How to fix apps containing an unsafe implementation of TrustManager
This information is intended for developers of apps that contain an unsafe implementation of the interface X509TrustManager. Specifically, the implementation ignores all SSL certificate validation errors when establishing an HTTPS connection to a remote host, thereby making your app vulnerable to man-in-the-middle attacks. An attacker could read transmitted data (such as login credentials) and even change the data transmitted on the HTTPS connection. Please see the Developer Console for a full list of your affected apps.

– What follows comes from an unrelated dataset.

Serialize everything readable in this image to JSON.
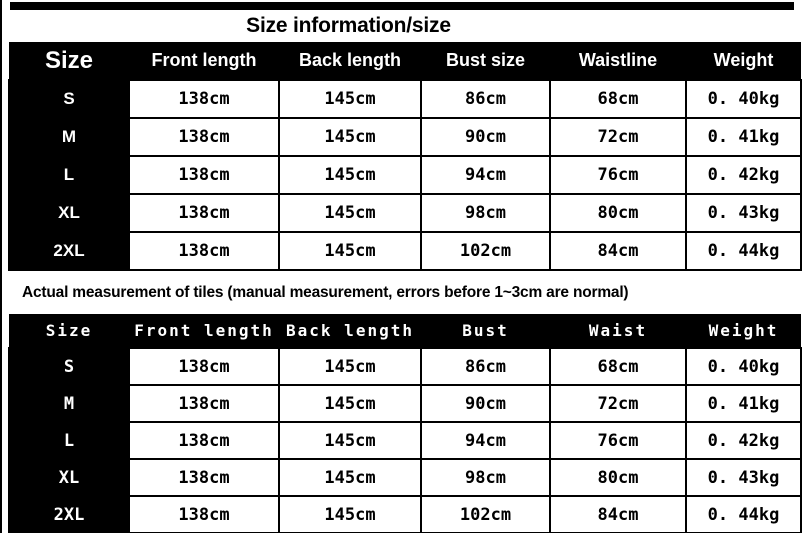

To properly handle SSL certificate validation, change your code in the checkServerTrusted method of your custom X509TrustManager interface to raise either CertificateException or IllegalArgumentException whenever the certificate presented by the server does not meet your expectations. For technical questions, you can post to Stack Overflow and use the tags “android-security” and “TrustManager.”
Please address this issue as soon as possible and increment the version number of the upgraded APK. Beginning May 17, 2016, Google Play will block publishing of any new apps or updates containing the unsafe implementation of the interface X509TrustManager.
To confirm you’ve made the correct changes, submit the updated version of your app to the Developer Console and check back after five hours. If the app hasn’t been correctly upgraded, we will display a warning.
While these specific issues may not affect every app with the TrustManager implementation, it’s best not to ignore SSL certificate validation errors. Apps with vulnerabilities that expose users to risk of compromise may be considered dangerous products in violation of the Content Policy and section 4.4 of the Developer Distribution Agreement.
Apps must also comply with the Developer Distribution Agreement and Content Policy. If you feel we have sent you a TrustManager vulnerability warning in error, contact our policy support team through the Google Play Developer Help Center.